Super boost to local economy
CYCLONE Debbie will not put a dent in the Whitsunday Superyacht season.
From this week, two 50m superyacht vessels will arrive from New Zealand, with a third to come in the following week.
Abell Point Marina general manager Luke McCaul said this would be just a taste of things to come.
“By July we will have the full superyacht arm full, so any superyacht bookings after that we will try to fit into the season,” he said.
The marina currently has the capacity to accommodate more than 60 superyacht berthings for vessels larger than 30 metres.
With a large influx of superyacht vessels expected, Mr McCaul said necessary infrastructure upgrades would be made to ensure a world class experience.

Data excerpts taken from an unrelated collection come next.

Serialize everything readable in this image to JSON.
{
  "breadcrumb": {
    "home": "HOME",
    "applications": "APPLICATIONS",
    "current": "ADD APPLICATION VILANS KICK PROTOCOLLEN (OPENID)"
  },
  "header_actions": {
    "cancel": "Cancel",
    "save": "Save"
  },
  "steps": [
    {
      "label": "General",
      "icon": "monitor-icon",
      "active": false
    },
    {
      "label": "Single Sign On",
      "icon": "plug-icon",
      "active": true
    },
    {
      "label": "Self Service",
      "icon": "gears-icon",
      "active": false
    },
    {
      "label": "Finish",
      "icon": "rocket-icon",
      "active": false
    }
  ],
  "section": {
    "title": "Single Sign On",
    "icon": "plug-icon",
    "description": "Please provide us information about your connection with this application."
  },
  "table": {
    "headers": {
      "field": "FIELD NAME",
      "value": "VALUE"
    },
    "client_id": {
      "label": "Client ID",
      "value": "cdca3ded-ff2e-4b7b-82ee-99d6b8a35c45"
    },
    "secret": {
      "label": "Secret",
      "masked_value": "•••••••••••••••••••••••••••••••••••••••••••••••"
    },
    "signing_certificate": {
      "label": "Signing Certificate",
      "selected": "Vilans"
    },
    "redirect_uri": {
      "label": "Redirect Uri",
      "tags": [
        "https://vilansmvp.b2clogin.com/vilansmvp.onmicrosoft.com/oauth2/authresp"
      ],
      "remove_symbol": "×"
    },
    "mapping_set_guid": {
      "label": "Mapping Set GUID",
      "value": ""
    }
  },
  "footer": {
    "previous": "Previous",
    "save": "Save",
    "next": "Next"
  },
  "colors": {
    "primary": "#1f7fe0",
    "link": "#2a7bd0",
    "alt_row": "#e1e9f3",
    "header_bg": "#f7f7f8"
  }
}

“What we realised last year is that we were about at capacity with our three phase power, most of these superyachts require at least 125 amps of power and now the bigger ones up around 50m require 250 amps,” he said.
“So we put in an application with Ergon and approved a 750kva transformer so, starting next week, we will start feeding all the new electricity arms into the superyacht arm for every boat that comes in.”
While superyacht interest in the Whitsundays remains strong, future developments could see tourism opportunities expand even further with regulations currently under review.
A Whitsunday Plan of Management proposal to ease mooring and anchorage regulations for vessels over 35m is being considered by GBRMPA.
If approved on August 1, the region could see a further 21 superyacht anchorages open, paving the way to greater economic benefits for the region.
“Last year we had so many (superyachts) going to Fiji and New Zealand because they have the ability to freely cruise and anchor where they want,” Mr McCaul said.
“Because we have a lot of restrictions on vessels over 35m we are hoping that, by August, those domestic based vessels will have the ability to stay in Australia and base themselves in the Whitsundays,” he said.
“They are spending between $30,000-40,000 on average per week in the local economy.”
Mr McCaul said superyacht enthusiasts could soak up the beauty of the Whitsunday region en route to upcoming international events, including the Commonwealth Games at the Gold Coast and the Australian Open Tennis competition in Melbourne.
“I think the island landscape out here is very unique because if you look at a lot of the international destinations, they don’t have an island landscape that is so close,” he said.
“Basing yourself in the Great Barrier Reef gives you so many options, it’s not just snorkelling and diving out here.